A jack-of-all-trades
Code Talker Willie at first kept service secret, then opened up with pride
WINDOW ROCK
George Boyd Willie Sr., who passed away Tuesday at the age of 92 in his home in Leupp, Arizona, after a long illness, really took to heart his oath to keep the fact he was a Code Talker a secret. According to family members, he didn’t tell them he was a Code Talker until 1997, more than 25 years after the federal government declassified the information and officially informed the world of their existence.
Annabelle Smallcanyon, his youngest daughter, said when they heard that he was a Code Talker and asked him about it, he said he couldn’t say anything because he took an oath when he was discharged that he wouldn’t reveal anything about their existence. “I told him that it was all right because other Code Talkers were talking about it and telling about their experiences,” she said. After that, she said, her father would tell family members about his experiences as something triggered his memory.
Born in a small community near Sawmill, Arizona, in either 1925 or 1926, depending on whose records you believe, Willie, who is Tó Dích’iínii (Bitter Water) and born for Tábaahá (Near The Water Edge), went to the Sawmill Day School before transferring to the vocational school at Fort Wingate where students studied academics in the morning and then took farming courses in the afternoon.

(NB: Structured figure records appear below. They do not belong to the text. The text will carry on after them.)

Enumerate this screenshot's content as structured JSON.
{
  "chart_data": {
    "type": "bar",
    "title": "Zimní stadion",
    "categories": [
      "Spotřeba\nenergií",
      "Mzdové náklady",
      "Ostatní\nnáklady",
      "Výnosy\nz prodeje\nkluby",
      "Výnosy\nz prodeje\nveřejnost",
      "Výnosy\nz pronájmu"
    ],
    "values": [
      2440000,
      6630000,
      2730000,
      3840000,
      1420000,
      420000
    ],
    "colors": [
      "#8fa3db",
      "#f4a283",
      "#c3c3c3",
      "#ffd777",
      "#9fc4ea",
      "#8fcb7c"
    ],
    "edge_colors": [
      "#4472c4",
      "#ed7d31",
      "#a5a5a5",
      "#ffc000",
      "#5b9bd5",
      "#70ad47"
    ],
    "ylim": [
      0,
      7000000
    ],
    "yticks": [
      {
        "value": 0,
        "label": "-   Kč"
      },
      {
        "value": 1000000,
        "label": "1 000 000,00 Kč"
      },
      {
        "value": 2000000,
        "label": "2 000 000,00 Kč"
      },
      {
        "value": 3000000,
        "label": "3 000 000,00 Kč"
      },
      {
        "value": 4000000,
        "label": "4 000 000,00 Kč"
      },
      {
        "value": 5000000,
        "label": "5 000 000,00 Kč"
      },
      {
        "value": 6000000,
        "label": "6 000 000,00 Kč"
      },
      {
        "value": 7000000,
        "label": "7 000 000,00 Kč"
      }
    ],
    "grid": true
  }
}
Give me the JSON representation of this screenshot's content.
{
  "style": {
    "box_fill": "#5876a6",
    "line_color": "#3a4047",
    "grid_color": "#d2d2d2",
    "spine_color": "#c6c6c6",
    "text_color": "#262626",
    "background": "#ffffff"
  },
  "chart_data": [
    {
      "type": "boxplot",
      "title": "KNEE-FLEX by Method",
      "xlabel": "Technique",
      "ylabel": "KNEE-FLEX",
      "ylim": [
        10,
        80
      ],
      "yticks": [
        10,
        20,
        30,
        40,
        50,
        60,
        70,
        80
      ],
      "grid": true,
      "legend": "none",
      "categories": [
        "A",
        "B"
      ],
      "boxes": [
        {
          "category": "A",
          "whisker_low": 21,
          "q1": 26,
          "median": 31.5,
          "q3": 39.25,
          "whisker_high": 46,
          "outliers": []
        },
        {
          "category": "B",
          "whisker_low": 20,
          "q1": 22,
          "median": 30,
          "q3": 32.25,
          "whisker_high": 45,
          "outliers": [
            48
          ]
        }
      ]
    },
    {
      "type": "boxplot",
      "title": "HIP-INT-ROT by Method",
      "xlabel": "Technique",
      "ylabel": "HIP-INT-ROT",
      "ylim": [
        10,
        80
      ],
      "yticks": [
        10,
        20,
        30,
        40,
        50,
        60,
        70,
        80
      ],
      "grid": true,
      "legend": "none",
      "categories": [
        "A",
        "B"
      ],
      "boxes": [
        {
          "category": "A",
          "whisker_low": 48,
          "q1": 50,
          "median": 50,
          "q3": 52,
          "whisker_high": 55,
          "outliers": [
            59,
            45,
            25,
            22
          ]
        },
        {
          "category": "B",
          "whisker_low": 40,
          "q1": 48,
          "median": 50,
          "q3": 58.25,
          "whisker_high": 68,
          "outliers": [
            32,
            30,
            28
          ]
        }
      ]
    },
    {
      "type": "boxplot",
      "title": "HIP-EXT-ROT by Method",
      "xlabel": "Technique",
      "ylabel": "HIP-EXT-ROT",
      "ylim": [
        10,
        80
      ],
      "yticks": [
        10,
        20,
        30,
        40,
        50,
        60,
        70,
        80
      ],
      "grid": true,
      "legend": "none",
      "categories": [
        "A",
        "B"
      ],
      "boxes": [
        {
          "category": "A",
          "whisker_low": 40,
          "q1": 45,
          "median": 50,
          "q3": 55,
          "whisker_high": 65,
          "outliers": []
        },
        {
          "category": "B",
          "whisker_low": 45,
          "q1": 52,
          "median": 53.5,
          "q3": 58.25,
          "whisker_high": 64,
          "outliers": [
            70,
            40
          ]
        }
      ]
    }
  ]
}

His mother died when he was young and his father, who was a lumberman, remarried, so he would spend much of his time being cared for by aunts and uncles. But he never lost his love and respect for his father. Smallcanyon said Willie would often tell of times that he would wait for his father at the gate of the sawmill and when he came out, he and his father would walk back to where his grandmother, who was watching him at the time, lived.
He only went to the 7th grade and like many Navajos, started trying to enlist after hearing about the Japanese attack on Pearl Harbor on Dec. 7, 1941. “He was too young, however, to get in,” said Smallcanyon. “He had to wait until he was 17.”
He finally became a Marine and Code Talker in 1943 serving as a private with the 2nd Marine Division, 10th Battalion. He participated in the battle of Okinawa, delivering and receiving coded messages using the Navajo language, according to the Marine Corps.
He would later tell family members and others about what he remembered about the battle. He began with the ropes that were placed alongside the ships so that the people on the ship could get into the water. He recalled there was a priest who was giving the soldiers getting off the ship a blessing, saying that he didn’t know if they would return, but “if you don’t, you are doing this for your country.”